The invention relates to a method for operating a gas internal combustion engine having a gas mixer, an intake path and an engine having a number of cylinders. The invention further relates to a control system for the internal combustion engine and an internal combustion engine. The gas internal combustion engine further has, in the intake path, a forced-induction unit and a bypass path r bypassing the forced-induction unit. In particular, the gas internal combustion engine is a spark-ignition gas internal combustion engine.
Fields of application for this type of gas internal combustion engine are mobile applications—such as marine engines or utility vehicles and heavy goods vehicles—and also static applications such as local power plants which are in particular advantageously to be configured for a variable gas supply.
U.S. Pat. No. 6,131,552 discloses, in general terms, a fuel control system which can regulate the supply of gas to a mixing chamber as a function of a measured operating state of the engine. The control method of U.S. Pat. No. 6,131,552 A or other purely load-dependent gas meterings prove unsatisfactory even in the case of complex control systems.
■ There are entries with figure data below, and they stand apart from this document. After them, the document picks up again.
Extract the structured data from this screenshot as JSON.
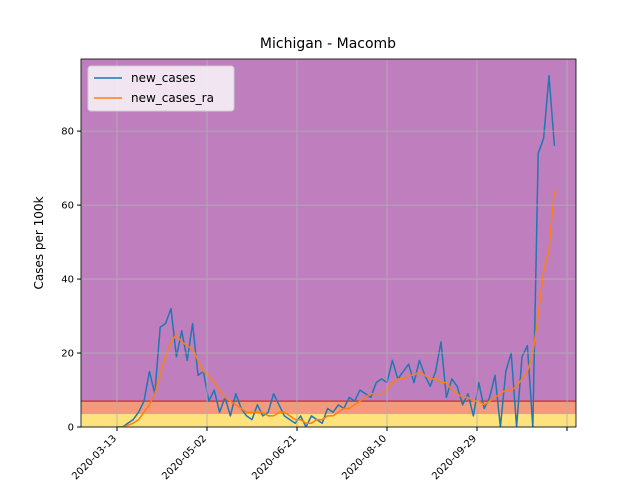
{
  "chart_data": {
    "type": "line",
    "title": "Michigan - Macomb",
    "y_label": "Cases per 100k",
    "x": [
      "2020-03-13",
      "2020-03-16",
      "2020-03-19",
      "2020-03-22",
      "2020-03-25",
      "2020-03-28",
      "2020-03-31",
      "2020-04-03",
      "2020-04-06",
      "2020-04-09",
      "2020-04-12",
      "2020-04-15",
      "2020-04-18",
      "2020-04-21",
      "2020-04-24",
      "2020-04-27",
      "2020-04-30",
      "2020-05-03",
      "2020-05-06",
      "2020-05-09",
      "2020-05-12",
      "2020-05-15",
      "2020-05-18",
      "2020-05-21",
      "2020-05-24",
      "2020-05-27",
      "2020-05-30",
      "2020-06-02",
      "2020-06-05",
      "2020-06-08",
      "2020-06-11",
      "2020-06-14",
      "2020-06-17",
      "2020-06-20",
      "2020-06-23",
      "2020-06-26",
      "2020-06-29",
      "2020-07-02",
      "2020-07-05",
      "2020-07-08",
      "2020-07-11",
      "2020-07-14",
      "2020-07-17",
      "2020-07-20",
      "2020-07-23",
      "2020-07-26",
      "2020-07-29",
      "2020-08-01",
      "2020-08-04",
      "2020-08-07",
      "2020-08-10",
      "2020-08-13",
      "2020-08-16",
      "2020-08-19",
      "2020-08-22",
      "2020-08-25",
      "2020-08-28",
      "2020-08-31",
      "2020-09-03",
      "2020-09-06",
      "2020-09-09",
      "2020-09-12",
      "2020-09-15",
      "2020-09-18",
      "2020-09-21",
      "2020-09-24",
      "2020-09-27",
      "2020-09-30",
      "2020-10-03",
      "2020-10-06",
      "2020-10-09",
      "2020-10-12",
      "2020-10-15",
      "2020-10-18",
      "2020-10-21",
      "2020-10-24",
      "2020-10-27",
      "2020-10-30",
      "2020-11-02",
      "2020-11-05",
      "2020-11-08",
      "2020-11-11"
    ],
    "series": [
      {
        "name": "new_cases",
        "color": "#1f77b4",
        "values": [
          0,
          0,
          1,
          2,
          4,
          7,
          15,
          9,
          27,
          28,
          32,
          19,
          26,
          18,
          28,
          14,
          15,
          7,
          10,
          4,
          8,
          3,
          9,
          5,
          3,
          2,
          6,
          3,
          4,
          9,
          6,
          3,
          2,
          1,
          3,
          0,
          3,
          2,
          1,
          5,
          4,
          6,
          5,
          8,
          7,
          10,
          9,
          8,
          12,
          13,
          12,
          18,
          13,
          15,
          17,
          12,
          18,
          14,
          11,
          15,
          23,
          8,
          13,
          11,
          6,
          9,
          3,
          12,
          5,
          8,
          14,
          0,
          15,
          20,
          0,
          19,
          22,
          0,
          74,
          78,
          95,
          76
        ]
      },
      {
        "name": "new_cases_ra",
        "color": "#ff7f0e",
        "values": [
          0,
          0,
          0.5,
          1,
          2,
          4,
          6,
          9,
          14,
          19,
          23,
          25,
          23,
          22,
          21,
          18,
          15,
          14,
          12,
          10,
          8,
          7,
          6,
          5,
          4,
          4,
          4,
          4,
          3,
          3,
          4,
          4,
          3,
          2,
          2,
          1,
          1,
          2,
          2,
          3,
          3,
          4,
          5,
          5,
          6,
          7,
          8,
          9,
          9,
          9,
          10,
          12,
          13,
          13,
          14,
          14,
          15,
          14,
          13,
          13,
          12,
          12,
          10,
          9,
          8,
          8,
          7,
          7,
          6,
          7,
          8,
          9,
          10,
          10,
          11,
          13,
          15,
          20,
          30,
          42,
          48,
          64
        ]
      }
    ],
    "xlim": [
      "2020-02-22",
      "2020-11-23"
    ],
    "xticks": [
      "2020-03-13",
      "2020-05-02",
      "2020-06-21",
      "2020-08-10",
      "2020-09-29",
      {
        "value": "2020-11-18",
        "label": null
      }
    ],
    "ylim": [
      0,
      99.5
    ],
    "yticks": [
      0,
      20,
      40,
      60,
      80
    ],
    "grid": true,
    "legend": "upper left",
    "bands": [
      {
        "lim": [
          0,
          3.5
        ],
        "color": "#fde37c"
      },
      {
        "lim": [
          3.5,
          7
        ],
        "color": "#f49a7c"
      },
      {
        "lim": [
          7,
          99.5
        ],
        "color": "#bf7fbf"
      }
    ],
    "threshold": {
      "value": 7,
      "color": "#d62728"
    }
  }
}
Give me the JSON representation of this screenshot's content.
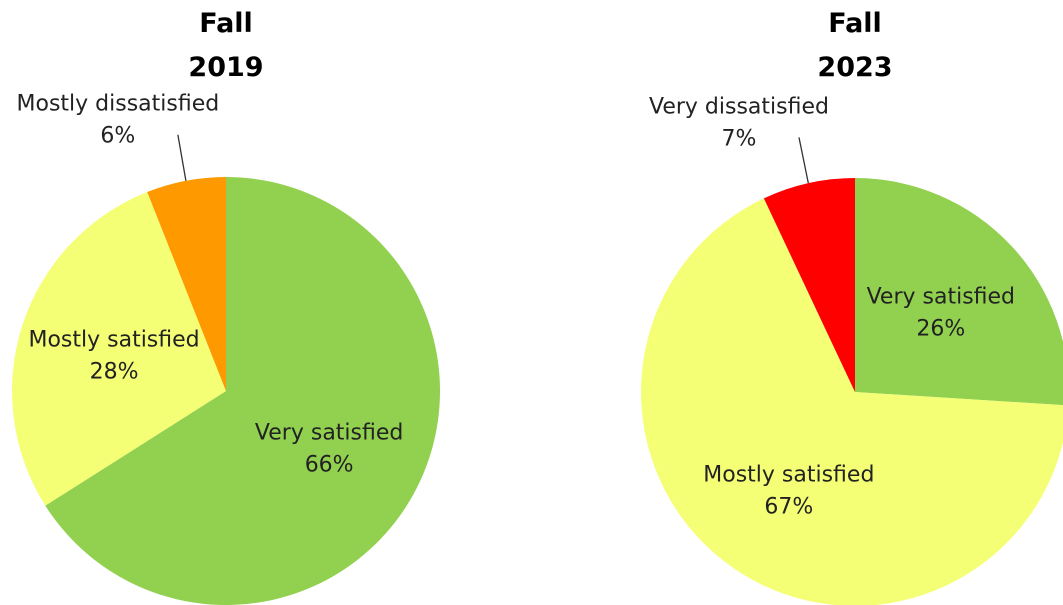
{
  "chart_data": [
    {
      "type": "pie",
      "title": "Fall 2019",
      "categories": [
        "Very satisfied",
        "Mostly satisfied",
        "Mostly dissatisfied"
      ],
      "values": [
        66,
        28,
        6
      ],
      "value_labels": [
        "66%",
        "28%",
        "6%"
      ],
      "colors": [
        "#92d050",
        "#f4ff75",
        "#ff9900"
      ]
    },
    {
      "type": "pie",
      "title": "Fall 2023",
      "categories": [
        "Very satisfied",
        "Mostly satisfied",
        "Very dissatisfied"
      ],
      "values": [
        26,
        67,
        7
      ],
      "value_labels": [
        "26%",
        "67%",
        "7%"
      ],
      "colors": [
        "#92d050",
        "#f4ff75",
        "#ff0000"
      ]
    }
  ]
}
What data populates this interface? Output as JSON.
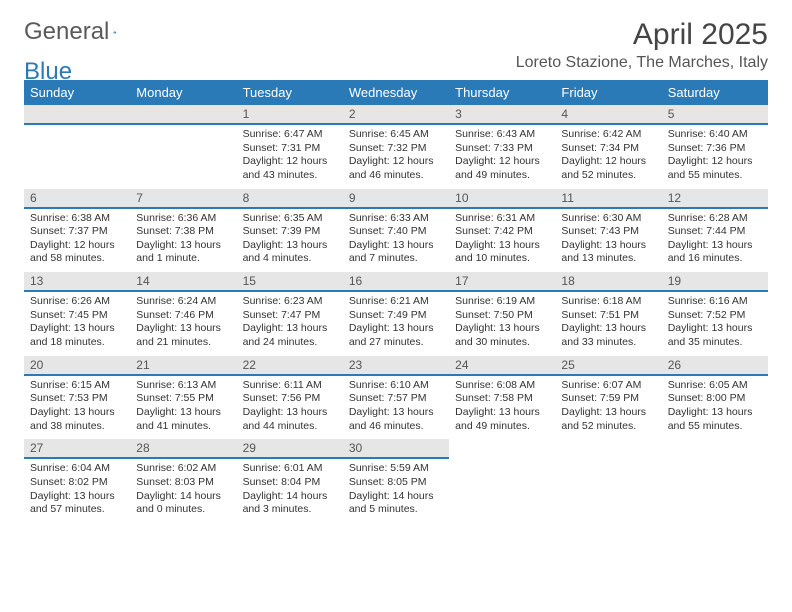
{
  "logo": {
    "text_main": "General",
    "text_accent": "Blue"
  },
  "header": {
    "month_title": "April 2025",
    "location": "Loreto Stazione, The Marches, Italy"
  },
  "colors": {
    "accent": "#2a7ab8",
    "header_bg": "#2a7ab8",
    "header_fg": "#ffffff",
    "daynum_bg": "#e6e6e6",
    "daynum_border": "#2a7ab8",
    "text": "#333333",
    "title": "#444444",
    "location": "#555555"
  },
  "calendar": {
    "type": "table",
    "columns": [
      "Sunday",
      "Monday",
      "Tuesday",
      "Wednesday",
      "Thursday",
      "Friday",
      "Saturday"
    ],
    "leading_blanks": 2,
    "days": [
      {
        "n": "1",
        "sunrise": "6:47 AM",
        "sunset": "7:31 PM",
        "daylight": "12 hours and 43 minutes."
      },
      {
        "n": "2",
        "sunrise": "6:45 AM",
        "sunset": "7:32 PM",
        "daylight": "12 hours and 46 minutes."
      },
      {
        "n": "3",
        "sunrise": "6:43 AM",
        "sunset": "7:33 PM",
        "daylight": "12 hours and 49 minutes."
      },
      {
        "n": "4",
        "sunrise": "6:42 AM",
        "sunset": "7:34 PM",
        "daylight": "12 hours and 52 minutes."
      },
      {
        "n": "5",
        "sunrise": "6:40 AM",
        "sunset": "7:36 PM",
        "daylight": "12 hours and 55 minutes."
      },
      {
        "n": "6",
        "sunrise": "6:38 AM",
        "sunset": "7:37 PM",
        "daylight": "12 hours and 58 minutes."
      },
      {
        "n": "7",
        "sunrise": "6:36 AM",
        "sunset": "7:38 PM",
        "daylight": "13 hours and 1 minute."
      },
      {
        "n": "8",
        "sunrise": "6:35 AM",
        "sunset": "7:39 PM",
        "daylight": "13 hours and 4 minutes."
      },
      {
        "n": "9",
        "sunrise": "6:33 AM",
        "sunset": "7:40 PM",
        "daylight": "13 hours and 7 minutes."
      },
      {
        "n": "10",
        "sunrise": "6:31 AM",
        "sunset": "7:42 PM",
        "daylight": "13 hours and 10 minutes."
      },
      {
        "n": "11",
        "sunrise": "6:30 AM",
        "sunset": "7:43 PM",
        "daylight": "13 hours and 13 minutes."
      },
      {
        "n": "12",
        "sunrise": "6:28 AM",
        "sunset": "7:44 PM",
        "daylight": "13 hours and 16 minutes."
      },
      {
        "n": "13",
        "sunrise": "6:26 AM",
        "sunset": "7:45 PM",
        "daylight": "13 hours and 18 minutes."
      },
      {
        "n": "14",
        "sunrise": "6:24 AM",
        "sunset": "7:46 PM",
        "daylight": "13 hours and 21 minutes."
      },
      {
        "n": "15",
        "sunrise": "6:23 AM",
        "sunset": "7:47 PM",
        "daylight": "13 hours and 24 minutes."
      },
      {
        "n": "16",
        "sunrise": "6:21 AM",
        "sunset": "7:49 PM",
        "daylight": "13 hours and 27 minutes."
      },
      {
        "n": "17",
        "sunrise": "6:19 AM",
        "sunset": "7:50 PM",
        "daylight": "13 hours and 30 minutes."
      },
      {
        "n": "18",
        "sunrise": "6:18 AM",
        "sunset": "7:51 PM",
        "daylight": "13 hours and 33 minutes."
      },
      {
        "n": "19",
        "sunrise": "6:16 AM",
        "sunset": "7:52 PM",
        "daylight": "13 hours and 35 minutes."
      },
      {
        "n": "20",
        "sunrise": "6:15 AM",
        "sunset": "7:53 PM",
        "daylight": "13 hours and 38 minutes."
      },
      {
        "n": "21",
        "sunrise": "6:13 AM",
        "sunset": "7:55 PM",
        "daylight": "13 hours and 41 minutes."
      },
      {
        "n": "22",
        "sunrise": "6:11 AM",
        "sunset": "7:56 PM",
        "daylight": "13 hours and 44 minutes."
      },
      {
        "n": "23",
        "sunrise": "6:10 AM",
        "sunset": "7:57 PM",
        "daylight": "13 hours and 46 minutes."
      },
      {
        "n": "24",
        "sunrise": "6:08 AM",
        "sunset": "7:58 PM",
        "daylight": "13 hours and 49 minutes."
      },
      {
        "n": "25",
        "sunrise": "6:07 AM",
        "sunset": "7:59 PM",
        "daylight": "13 hours and 52 minutes."
      },
      {
        "n": "26",
        "sunrise": "6:05 AM",
        "sunset": "8:00 PM",
        "daylight": "13 hours and 55 minutes."
      },
      {
        "n": "27",
        "sunrise": "6:04 AM",
        "sunset": "8:02 PM",
        "daylight": "13 hours and 57 minutes."
      },
      {
        "n": "28",
        "sunrise": "6:02 AM",
        "sunset": "8:03 PM",
        "daylight": "14 hours and 0 minutes."
      },
      {
        "n": "29",
        "sunrise": "6:01 AM",
        "sunset": "8:04 PM",
        "daylight": "14 hours and 3 minutes."
      },
      {
        "n": "30",
        "sunrise": "5:59 AM",
        "sunset": "8:05 PM",
        "daylight": "14 hours and 5 minutes."
      }
    ],
    "labels": {
      "sunrise": "Sunrise:",
      "sunset": "Sunset:",
      "daylight": "Daylight:"
    }
  }
}
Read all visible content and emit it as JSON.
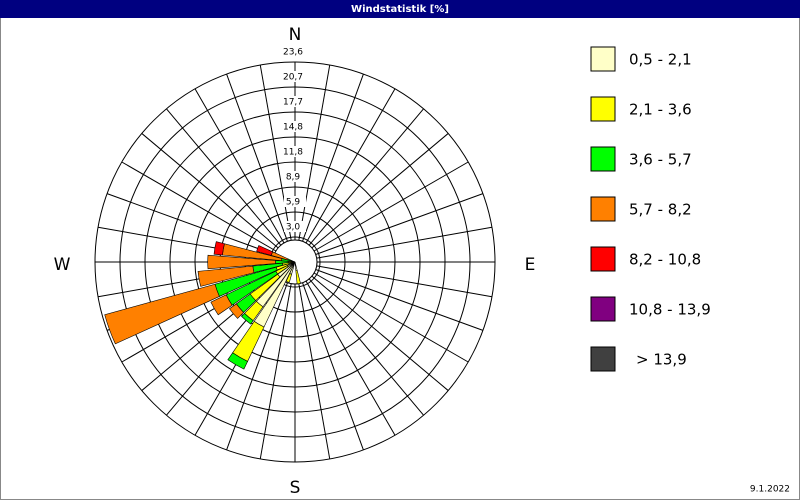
{
  "chart_data": {
    "type": "windrose",
    "title": "Windstatistik [%]",
    "direction_labels": [
      "N",
      "E",
      "S",
      "W"
    ],
    "directions": [
      170,
      200,
      210,
      220,
      230,
      240,
      250,
      260,
      270,
      280,
      290
    ],
    "series": [
      {
        "name": "0,5 - 2,1",
        "color": "#ffffc8",
        "values": [
          1.0,
          1.5,
          8.5,
          6.5,
          2.5,
          1.0,
          0.8,
          0.5,
          0.3,
          0.2,
          0.1
        ]
      },
      {
        "name": "2,1 - 3,6",
        "color": "#ffff00",
        "values": [
          1.6,
          1.0,
          4.5,
          2.0,
          4.0,
          1.5,
          1.5,
          1.0,
          0.5,
          0.4,
          0.3
        ]
      },
      {
        "name": "3,6 - 5,7",
        "color": "#00ff00",
        "values": [
          0,
          0,
          1.0,
          0.5,
          2.0,
          6.5,
          7.5,
          3.5,
          1.5,
          1.0,
          0.5
        ]
      },
      {
        "name": "5,7 - 8,2",
        "color": "#ff8000",
        "values": [
          0,
          0,
          0,
          0,
          1.0,
          2.0,
          13.5,
          6.5,
          8.0,
          7.0,
          2.0
        ]
      },
      {
        "name": "8,2 - 10,8",
        "color": "#ff0000",
        "values": [
          0,
          0,
          0,
          0,
          0,
          0,
          0,
          0,
          0,
          1.0,
          1.8
        ]
      },
      {
        "name": "10,8 - 13,9",
        "color": "#800080",
        "values": [
          0,
          0,
          0,
          0,
          0,
          0,
          0,
          0,
          0,
          0,
          0
        ]
      },
      {
        "name": "> 13,9",
        "color": "#404040",
        "values": [
          0,
          0,
          0,
          0,
          0,
          0,
          0,
          0,
          0,
          0,
          0
        ]
      }
    ],
    "rlim": [
      0,
      23.6
    ],
    "rticks": [
      {
        "value": 2.95,
        "label": "3,0"
      },
      {
        "value": 5.9,
        "label": "5,9"
      },
      {
        "value": 8.85,
        "label": "8,9"
      },
      {
        "value": 11.8,
        "label": "11,8"
      },
      {
        "value": 14.75,
        "label": "14,8"
      },
      {
        "value": 17.7,
        "label": "17,7"
      },
      {
        "value": 20.65,
        "label": "20,7"
      },
      {
        "value": 23.6,
        "label": "23,6"
      }
    ],
    "date": "9.1.2022"
  }
}
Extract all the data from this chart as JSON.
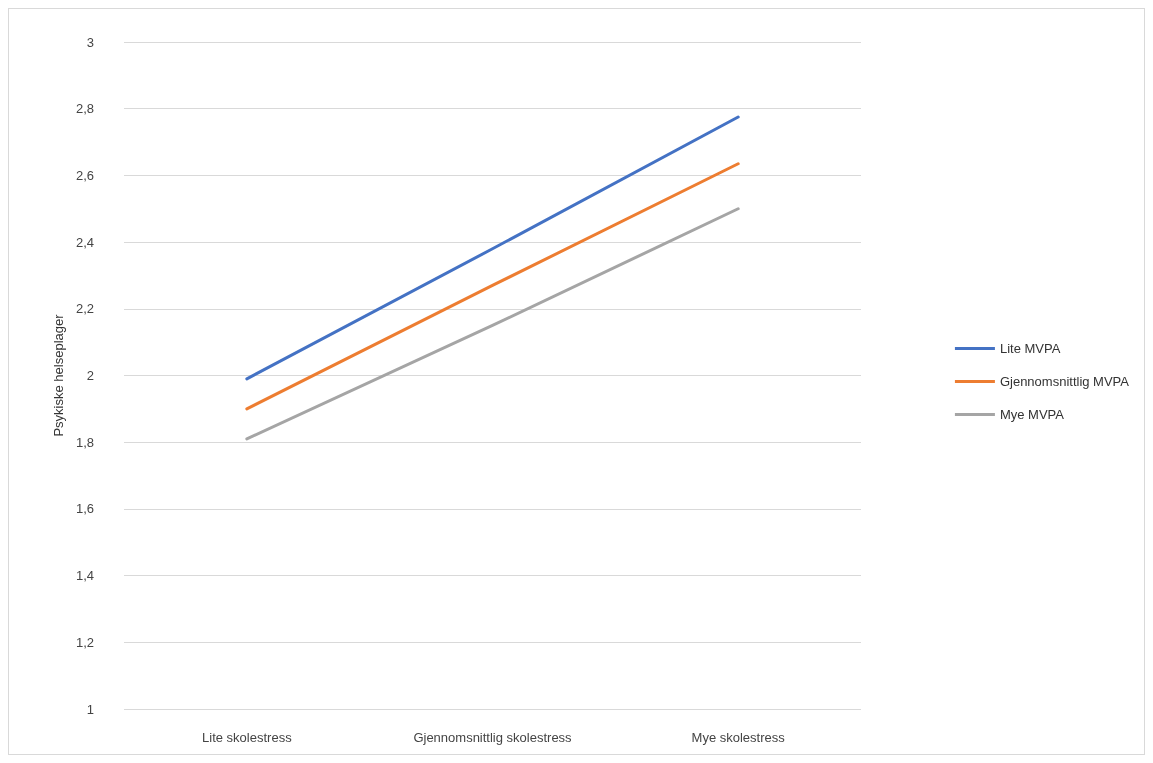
{
  "chart_data": {
    "type": "line",
    "ylabel": "Psykiske helseplager",
    "categories": [
      "Lite skolestress",
      "Gjennomsnittlig skolestress",
      "Mye skolestress"
    ],
    "series": [
      {
        "name": "Lite MVPA",
        "color": "#4472c4",
        "values": [
          1.99,
          2.38,
          2.775
        ]
      },
      {
        "name": "Gjennomsnittlig MVPA",
        "color": "#ed7d31",
        "values": [
          1.9,
          2.27,
          2.635
        ]
      },
      {
        "name": "Mye MVPA",
        "color": "#a5a5a5",
        "values": [
          1.81,
          2.15,
          2.5
        ]
      }
    ],
    "ylim": [
      1,
      3
    ],
    "yticks": [
      1,
      {
        "value": 1.2,
        "label": "1,2"
      },
      {
        "value": 1.4,
        "label": "1,4"
      },
      {
        "value": 1.6,
        "label": "1,6"
      },
      {
        "value": 1.8,
        "label": "1,8"
      },
      2,
      {
        "value": 2.2,
        "label": "2,2"
      },
      {
        "value": 2.4,
        "label": "2,4"
      },
      {
        "value": 2.6,
        "label": "2,6"
      },
      {
        "value": 2.8,
        "label": "2,8"
      },
      3
    ],
    "grid": "y",
    "legend": "right",
    "marker": "none",
    "line_style": "solid"
  }
}
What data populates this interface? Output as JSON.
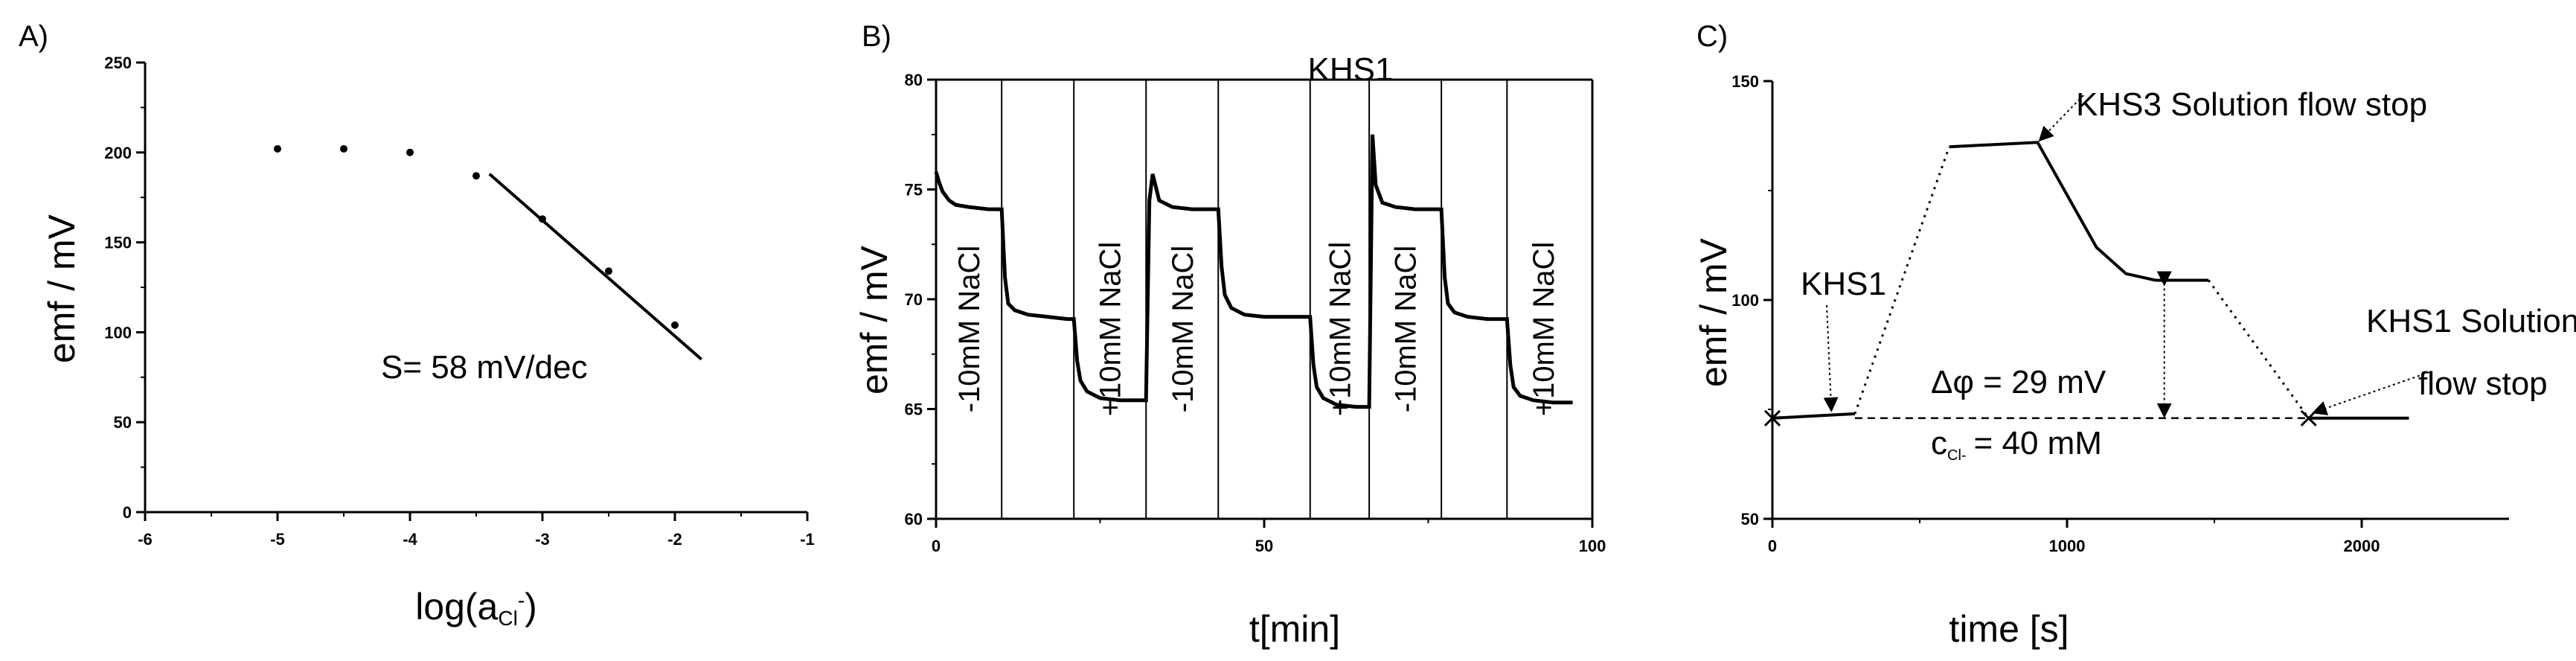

Customarily, air consumption is a measure of the gaseous fresh charge of charge air supplied to a combustion engine in a charge mixture, wherein the air consumption also permits monitoring of the quality of the intake system and intake process. The actual air consumption generally represents the ratio of the mass of fresh air in a charge mixture actually supplied to the engine or to a cylinder thereof, during an operating cycle. This real mixture mass is, with reference to the theoretical fresh charge mass, determined from the geometric displacement volume and the theoretical charge density under atmospheric conditions (in the case of naturally aspirated engines) or, in the case of forced-induction engines, in this case the state of the fresh charge downstream of the compressor or downstream of the charge air cooler is taken into account.
Fresh charge supplied to a cylinder is affected by a number of factors such as the valve control times or the opening cross section of the valves. This can in principle be determined by a module for determining the engine forced induction, which is supported by an intake path model. In actual fact, however, only in exceptional cases does the fresh charge supplied to the engine in a charge mixture correspond to the theoretical. Air consumption is not a constant value for an engine, but is greatly dependent on the engine speed and the actual geometric ratios of the intake tract and the combustion space; in order to overcome this dependency it is possible to refer for example to a suitable characteristic map.
Intake path models, in turn, are in principle known in engine controllers in the context of general internal combustion engines, such as in EP 1 398 490 A2. Common to these is the widely adopted fundamental concept for modeling the intake path—in the simplest case as a homogeneous pressurized container in order to detect the dynamic processes in the air path—of modeling the storage behavior of the intake path (also termed suction tube) by means of the filling and emptying methods. In that context, the suction tube is treated as a pressurized container which is continuously filled with air via a throttle flap and out of which the engine sucks air via the inlet valve by means of its suction behavior corresponding to the working rhythm.
However, it has been found that fuel supply for a gas internal combustion engine, in particular in the transient operating range of the internal combustion engine and in the event of variable fuel qualities, is still very much more complex. In particular, it can be seen in the context of gas internal combustion engines, in particular for designing a spark-ignition gas internal combustion engine, that operation in the low-load range and/or in the transient-load range can be problematic.
In the operation of gas engines, the mixture is commonly formed upstream of the compressor of the exhaust-gas turbocharging. At the same time, the intake path between the compressor outlet and the combustion space inlet consists of partially large volumes which thus store or discharge significant masses of mixture. This is in particular the case when, in the event of changes in load on the engine and/or in engine speed, there arise in the individual partial volumes changes in pressure and/or in temperature. As a consequence of a suitable mixture mass formation, however dictated only by the operating point—because this is imprecise in particular due to the partially large volumes—in the case of a gas internal combustion engine, high hydrocarbon emissions (HC emissions) or other raised emissions (NOx, CO, particulates, etc.) as well as low efficiencies are to be expected as a consequence of un-combusted combustion gas.
It is desirable to provide a more advantageous gas operation of a gas internal combustion engine in particular in the transient, in accordance with the load requirements and also the emissions requirements. It is in particular desirable to realize this at least in the low-load range. It is in particular desirable to realize this in the full-load range, i.e. preferably up to 100%.